Senate War Over Presidential Appointees Heats Up as Two Nominees Are Blocked

WASHINGTON - JANUARY 4: Incoming Chairman Rep. Melvin Watt (D-NC) of the Congressional Black Caucus applauds during a swearing-in ceremony of caucus members in the 109th U.S. Congress at the Library of Congress January 4, 2005 in Washington, DC. The 109th Congress was sworn in January 4. (Photo by Alex Wong/Getty Images)
National Journal
Michael Catalin
Oct. 31, 2013, 10:32 a.m.

Sen­ate Re­pub­lic­ans blocked two White House nom­in­a­tions on Thursday, in­clud­ing Rep. Mel Watt, D-N.C., to head the Fed­er­al Hous­ing Fin­ance Agency.

Watt’s nom­in­a­tion, which went down on a 56-42 clo­ture vote, was highly politi­cized be­cause the role in­cludes over­see­ing Fan­nie Mae and Fred­die Mac. Con­ser­vat­ives, in­clud­ing the Club for Growth, op­posed the nom­in­a­tion be­cause they said it would be in­ap­pro­pri­ate for a politi­cian to fill such a role.

“I have said from day one that a tech­no­crat, not a politi­cian, should lead the FHFA, the reg­u­lat­or charged with over­see­ing the $5 tril­lion port­fo­li­os of Fan­nie Mae and Fred­die Mac,” said Sen. Bob Cork­er, R-Tenn.

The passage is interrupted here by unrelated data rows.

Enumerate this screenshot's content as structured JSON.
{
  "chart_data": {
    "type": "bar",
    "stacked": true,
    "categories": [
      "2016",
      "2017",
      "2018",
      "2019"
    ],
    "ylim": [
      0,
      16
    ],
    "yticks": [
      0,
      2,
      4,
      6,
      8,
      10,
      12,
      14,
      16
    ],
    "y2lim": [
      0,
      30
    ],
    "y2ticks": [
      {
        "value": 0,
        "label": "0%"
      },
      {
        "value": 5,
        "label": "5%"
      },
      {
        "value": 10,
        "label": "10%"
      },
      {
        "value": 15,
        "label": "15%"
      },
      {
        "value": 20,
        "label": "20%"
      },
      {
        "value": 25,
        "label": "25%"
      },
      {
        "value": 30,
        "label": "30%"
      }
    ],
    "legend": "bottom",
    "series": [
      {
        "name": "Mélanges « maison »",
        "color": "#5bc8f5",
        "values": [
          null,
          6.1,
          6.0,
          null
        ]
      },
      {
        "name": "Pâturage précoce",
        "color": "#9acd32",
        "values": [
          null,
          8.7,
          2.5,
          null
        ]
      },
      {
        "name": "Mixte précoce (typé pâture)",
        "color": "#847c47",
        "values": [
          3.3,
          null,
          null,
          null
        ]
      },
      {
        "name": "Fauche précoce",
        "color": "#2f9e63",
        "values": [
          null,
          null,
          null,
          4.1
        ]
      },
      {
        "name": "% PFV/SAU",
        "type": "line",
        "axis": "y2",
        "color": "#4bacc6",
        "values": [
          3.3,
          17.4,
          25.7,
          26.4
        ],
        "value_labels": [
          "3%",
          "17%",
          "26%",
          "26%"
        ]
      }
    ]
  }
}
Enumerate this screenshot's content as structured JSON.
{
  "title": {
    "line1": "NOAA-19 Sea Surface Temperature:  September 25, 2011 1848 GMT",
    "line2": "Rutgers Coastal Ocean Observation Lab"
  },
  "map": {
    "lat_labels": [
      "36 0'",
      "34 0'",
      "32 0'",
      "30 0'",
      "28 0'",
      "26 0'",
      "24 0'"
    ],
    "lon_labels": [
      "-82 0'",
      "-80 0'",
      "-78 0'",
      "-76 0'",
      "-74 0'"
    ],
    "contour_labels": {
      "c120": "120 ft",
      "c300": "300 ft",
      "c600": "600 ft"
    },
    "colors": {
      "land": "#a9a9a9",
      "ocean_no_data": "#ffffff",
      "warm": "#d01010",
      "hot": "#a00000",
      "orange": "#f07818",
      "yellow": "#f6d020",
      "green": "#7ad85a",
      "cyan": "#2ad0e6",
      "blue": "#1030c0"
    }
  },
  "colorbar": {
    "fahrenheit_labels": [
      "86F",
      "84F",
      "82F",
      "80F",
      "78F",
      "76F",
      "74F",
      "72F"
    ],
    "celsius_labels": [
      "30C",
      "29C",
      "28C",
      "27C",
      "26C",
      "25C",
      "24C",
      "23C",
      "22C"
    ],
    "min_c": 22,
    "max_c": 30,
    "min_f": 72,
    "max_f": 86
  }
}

Re­pub­lic­ans also blocked the nom­in­a­tion of Pa­tri­cia Ann Mil­lett to be a judge on the U.S. Cir­cuit Court for the Dis­trict of Columbia by a clo­ture vote of 55-38. Sixty votes were needed to ad­vance the nom­in­a­tions.

Re­pub­lic­ans cited Demo­crat­ic at­tacks against a GOP ju­di­cial nom­in­ee, Peter Keisler, who was fili­bustered be­cause Demo­crats ar­gued there was a light work­load for the court and the po­s­i­tion did not need to be filled. So, the reas­on Demo­crats want to ap­prove Mil­lett now is polit­ics, Re­pub­lic­ans ar­gued.

“Our Demo­crat­ic col­leagues and the ad­min­is­tra­tion’s sup­port­ers have been fairly can­did about it,” said Sen­ate Minor­ity Lead­er Mitch Mc­Con­nell, R-Ky. “They have ad­mit­ted they want to con­trol the court so it will ad­vance the pres­id­ent’s agenda.”

The blocked nom­in­a­tions re­ignite a sim­mer­ing fight in the Sen­ate over wheth­er to change the con­firm­a­tion pro­cess to lim­it the minor­ity party’s abil­ity to block nom­in­a­tions.

Demo­crats re­acted furi­ously to the failed pro­ced­ur­al votes.

“It is dis­ap­point­ing that a sit­ting mem­ber of Con­gress with over 40 years of rel­ev­ant ex­per­i­ence was denied an up-or-down vote by a minor­ity of sen­at­ors today,” said Sen­ate Bank­ing Com­mit­tee Chair­man Tim John­son, D-S.D., in a state­ment. “It is not a secret that this vote was pure ob­struc­tion­ist polit­ics at play.”